The pregnant woman has always been the fallen and the damned. Now, according to red states, it’s acceptable—necessary, even—to ensure that she knows this, from the very moment of conception until the moment she loses the power to make any choices about how she gives birth. Even if she dies, she was forever that which stood in the way of flawless, purest life.

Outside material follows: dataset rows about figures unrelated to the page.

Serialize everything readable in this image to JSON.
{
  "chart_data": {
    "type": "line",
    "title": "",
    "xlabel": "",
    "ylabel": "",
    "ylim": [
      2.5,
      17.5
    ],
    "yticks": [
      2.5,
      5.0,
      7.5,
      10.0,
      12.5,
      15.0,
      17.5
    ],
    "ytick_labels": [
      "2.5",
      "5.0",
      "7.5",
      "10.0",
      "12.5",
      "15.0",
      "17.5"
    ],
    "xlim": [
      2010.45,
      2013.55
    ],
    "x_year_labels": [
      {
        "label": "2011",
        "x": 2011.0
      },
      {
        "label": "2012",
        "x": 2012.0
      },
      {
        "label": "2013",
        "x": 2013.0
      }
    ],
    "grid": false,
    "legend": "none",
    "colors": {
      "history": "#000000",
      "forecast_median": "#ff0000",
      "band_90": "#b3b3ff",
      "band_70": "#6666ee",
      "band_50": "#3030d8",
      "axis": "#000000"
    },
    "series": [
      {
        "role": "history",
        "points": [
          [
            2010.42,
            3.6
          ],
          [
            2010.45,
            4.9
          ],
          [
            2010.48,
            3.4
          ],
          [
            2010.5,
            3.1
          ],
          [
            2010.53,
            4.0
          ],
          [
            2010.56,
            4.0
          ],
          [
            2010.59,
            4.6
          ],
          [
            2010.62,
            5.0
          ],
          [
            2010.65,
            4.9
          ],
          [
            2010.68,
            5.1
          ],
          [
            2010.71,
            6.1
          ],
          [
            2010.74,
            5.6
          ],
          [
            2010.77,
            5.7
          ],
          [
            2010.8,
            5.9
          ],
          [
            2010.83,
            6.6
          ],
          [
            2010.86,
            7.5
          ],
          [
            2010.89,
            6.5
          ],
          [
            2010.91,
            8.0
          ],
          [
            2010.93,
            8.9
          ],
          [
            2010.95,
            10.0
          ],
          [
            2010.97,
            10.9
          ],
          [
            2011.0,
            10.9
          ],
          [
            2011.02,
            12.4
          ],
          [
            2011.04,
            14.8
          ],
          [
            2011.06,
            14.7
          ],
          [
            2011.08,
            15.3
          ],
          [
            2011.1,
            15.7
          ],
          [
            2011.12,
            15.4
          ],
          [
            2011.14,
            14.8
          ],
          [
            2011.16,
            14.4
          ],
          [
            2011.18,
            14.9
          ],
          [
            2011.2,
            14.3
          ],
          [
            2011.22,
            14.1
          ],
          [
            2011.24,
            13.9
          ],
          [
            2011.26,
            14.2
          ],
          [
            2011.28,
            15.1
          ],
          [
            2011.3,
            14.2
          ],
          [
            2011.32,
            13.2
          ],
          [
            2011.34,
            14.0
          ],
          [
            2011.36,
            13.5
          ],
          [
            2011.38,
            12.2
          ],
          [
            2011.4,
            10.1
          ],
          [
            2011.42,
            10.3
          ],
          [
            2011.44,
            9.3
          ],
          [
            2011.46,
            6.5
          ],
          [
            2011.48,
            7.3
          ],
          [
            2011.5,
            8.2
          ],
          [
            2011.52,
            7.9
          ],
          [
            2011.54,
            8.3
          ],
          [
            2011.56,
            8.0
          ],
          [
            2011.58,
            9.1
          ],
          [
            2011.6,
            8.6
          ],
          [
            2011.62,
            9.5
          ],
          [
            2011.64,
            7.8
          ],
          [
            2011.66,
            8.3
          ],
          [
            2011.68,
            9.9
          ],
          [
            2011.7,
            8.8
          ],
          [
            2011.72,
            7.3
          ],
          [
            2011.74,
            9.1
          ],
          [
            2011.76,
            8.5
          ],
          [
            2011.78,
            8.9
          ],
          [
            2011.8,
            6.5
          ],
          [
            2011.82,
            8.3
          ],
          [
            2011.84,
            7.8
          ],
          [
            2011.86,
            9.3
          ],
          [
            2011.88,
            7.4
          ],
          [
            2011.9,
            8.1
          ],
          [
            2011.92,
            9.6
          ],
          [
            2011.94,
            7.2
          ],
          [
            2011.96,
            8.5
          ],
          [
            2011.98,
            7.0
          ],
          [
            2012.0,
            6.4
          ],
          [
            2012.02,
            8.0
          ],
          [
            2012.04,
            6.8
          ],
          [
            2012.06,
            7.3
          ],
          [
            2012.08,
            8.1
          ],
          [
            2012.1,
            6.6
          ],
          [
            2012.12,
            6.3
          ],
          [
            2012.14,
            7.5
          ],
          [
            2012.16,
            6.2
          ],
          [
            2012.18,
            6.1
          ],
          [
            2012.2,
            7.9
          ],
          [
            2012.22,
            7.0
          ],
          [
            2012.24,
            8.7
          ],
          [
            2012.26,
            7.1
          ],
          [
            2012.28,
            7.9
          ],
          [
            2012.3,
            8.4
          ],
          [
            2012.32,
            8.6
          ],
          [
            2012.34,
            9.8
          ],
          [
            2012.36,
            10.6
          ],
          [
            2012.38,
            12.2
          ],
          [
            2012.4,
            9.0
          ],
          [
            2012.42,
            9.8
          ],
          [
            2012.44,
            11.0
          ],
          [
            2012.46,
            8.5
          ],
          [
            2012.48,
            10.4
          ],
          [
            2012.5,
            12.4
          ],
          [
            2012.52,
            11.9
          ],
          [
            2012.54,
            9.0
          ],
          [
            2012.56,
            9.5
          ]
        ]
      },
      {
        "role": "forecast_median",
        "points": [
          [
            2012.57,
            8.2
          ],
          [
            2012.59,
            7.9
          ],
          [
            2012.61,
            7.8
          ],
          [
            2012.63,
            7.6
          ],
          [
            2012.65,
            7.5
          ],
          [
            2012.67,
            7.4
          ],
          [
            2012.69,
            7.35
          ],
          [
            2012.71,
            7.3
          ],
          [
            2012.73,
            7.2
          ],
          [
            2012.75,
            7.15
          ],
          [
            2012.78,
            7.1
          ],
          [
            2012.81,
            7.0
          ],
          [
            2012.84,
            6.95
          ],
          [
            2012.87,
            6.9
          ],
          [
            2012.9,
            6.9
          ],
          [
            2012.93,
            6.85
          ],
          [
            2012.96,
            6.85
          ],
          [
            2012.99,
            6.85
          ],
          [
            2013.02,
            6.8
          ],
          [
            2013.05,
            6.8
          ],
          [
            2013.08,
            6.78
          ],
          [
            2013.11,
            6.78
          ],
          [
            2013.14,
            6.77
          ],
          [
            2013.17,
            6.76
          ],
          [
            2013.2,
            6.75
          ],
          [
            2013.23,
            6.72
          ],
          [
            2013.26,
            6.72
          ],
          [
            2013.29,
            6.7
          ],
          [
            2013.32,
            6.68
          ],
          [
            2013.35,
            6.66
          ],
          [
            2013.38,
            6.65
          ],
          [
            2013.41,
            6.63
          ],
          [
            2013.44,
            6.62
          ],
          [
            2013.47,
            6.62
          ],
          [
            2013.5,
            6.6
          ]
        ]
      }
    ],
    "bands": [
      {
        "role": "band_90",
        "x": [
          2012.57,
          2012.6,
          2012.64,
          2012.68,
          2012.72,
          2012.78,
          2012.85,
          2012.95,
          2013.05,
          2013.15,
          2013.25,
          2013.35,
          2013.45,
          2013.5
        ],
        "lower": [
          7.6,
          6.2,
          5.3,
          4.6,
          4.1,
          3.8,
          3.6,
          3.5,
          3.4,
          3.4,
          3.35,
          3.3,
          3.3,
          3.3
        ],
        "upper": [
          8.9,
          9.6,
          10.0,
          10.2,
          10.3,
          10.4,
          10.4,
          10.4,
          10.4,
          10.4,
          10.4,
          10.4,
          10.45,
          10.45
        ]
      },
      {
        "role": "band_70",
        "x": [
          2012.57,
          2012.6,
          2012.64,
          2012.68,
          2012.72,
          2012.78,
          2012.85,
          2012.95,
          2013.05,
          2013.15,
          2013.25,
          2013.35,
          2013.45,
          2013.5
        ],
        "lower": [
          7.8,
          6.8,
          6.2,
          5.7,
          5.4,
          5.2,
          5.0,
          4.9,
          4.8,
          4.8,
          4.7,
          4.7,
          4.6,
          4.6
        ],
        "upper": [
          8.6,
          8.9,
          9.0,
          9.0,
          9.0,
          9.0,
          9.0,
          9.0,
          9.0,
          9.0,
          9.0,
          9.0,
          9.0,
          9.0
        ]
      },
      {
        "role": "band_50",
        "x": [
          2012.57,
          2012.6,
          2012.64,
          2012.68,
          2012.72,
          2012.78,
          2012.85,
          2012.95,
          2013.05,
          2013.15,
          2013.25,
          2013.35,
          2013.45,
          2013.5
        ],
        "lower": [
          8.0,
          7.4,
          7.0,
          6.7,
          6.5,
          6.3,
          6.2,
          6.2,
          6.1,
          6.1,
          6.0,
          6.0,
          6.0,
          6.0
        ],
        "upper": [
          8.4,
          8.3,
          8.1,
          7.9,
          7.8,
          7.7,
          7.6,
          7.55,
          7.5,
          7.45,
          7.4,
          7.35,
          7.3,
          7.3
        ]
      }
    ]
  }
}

And the Sarah Jones piece at New York magazine is worth reading also, although you have to be more persistent to get through the New York paywall sometimes. This looks at a Texas woman, Yeniifer Alvarez-Estrada Glick, who was murdered by the state of Texas. She suffered from serious health complications through most of her life that went untreated because Texas is one of the worst states in the nation about paying for health care for the poor. Texas still has, as it has had for many years, the highest rate of uninsured people in the nation. When Glick became pregnant her body simply couldn’t sustain the pregnancy. She sought medical help several times, and the Texas health care system pretty much just ignored her, until the day she died before the paramedics could revive her. Doctors reviewing her records have said that if she had received an abortion when she first presented with a clearly disasterous pregnancy, she probably would be alive now. Sarah Jones concludes,
Women, having sinned, cannot be sinned against. Perhaps they got pregnant when they shouldn’t have, or did something to make a pregnancy go south. Maybe Alvarez should’ve worked harder, and pulled herself out of poverty with nothing but personal grit at her disposal. The fault is hers, and hers alone, to these lawmakers. A fetus, though, has yet to fail and thus deserves salvation.
This makes for cruel policy. When it is put into practice, both woman and fetus can die. Alvarez is buried with her daughter Selene, who was delivered by emergency C-section but did not survive her mother’s demise. Abortion bans aren’t meant to save lives but to empower the lawmakers who write them. They envision a world with themselves at the top, passing judgment on all those beneath them. A person is disposable because someone in power decides they are such. Alvarez’s death was preventable, but in its own way, inevitable. There will be more like her as long as conservatives get their way.
I’ve been saying for years (see this post I wrote in 2006, for example) that the difference between the so-called “pro-life” and “pro-choice” opinions isn’t whether one perceives a fetus as a human being, but whether one perceives a woman as a human being.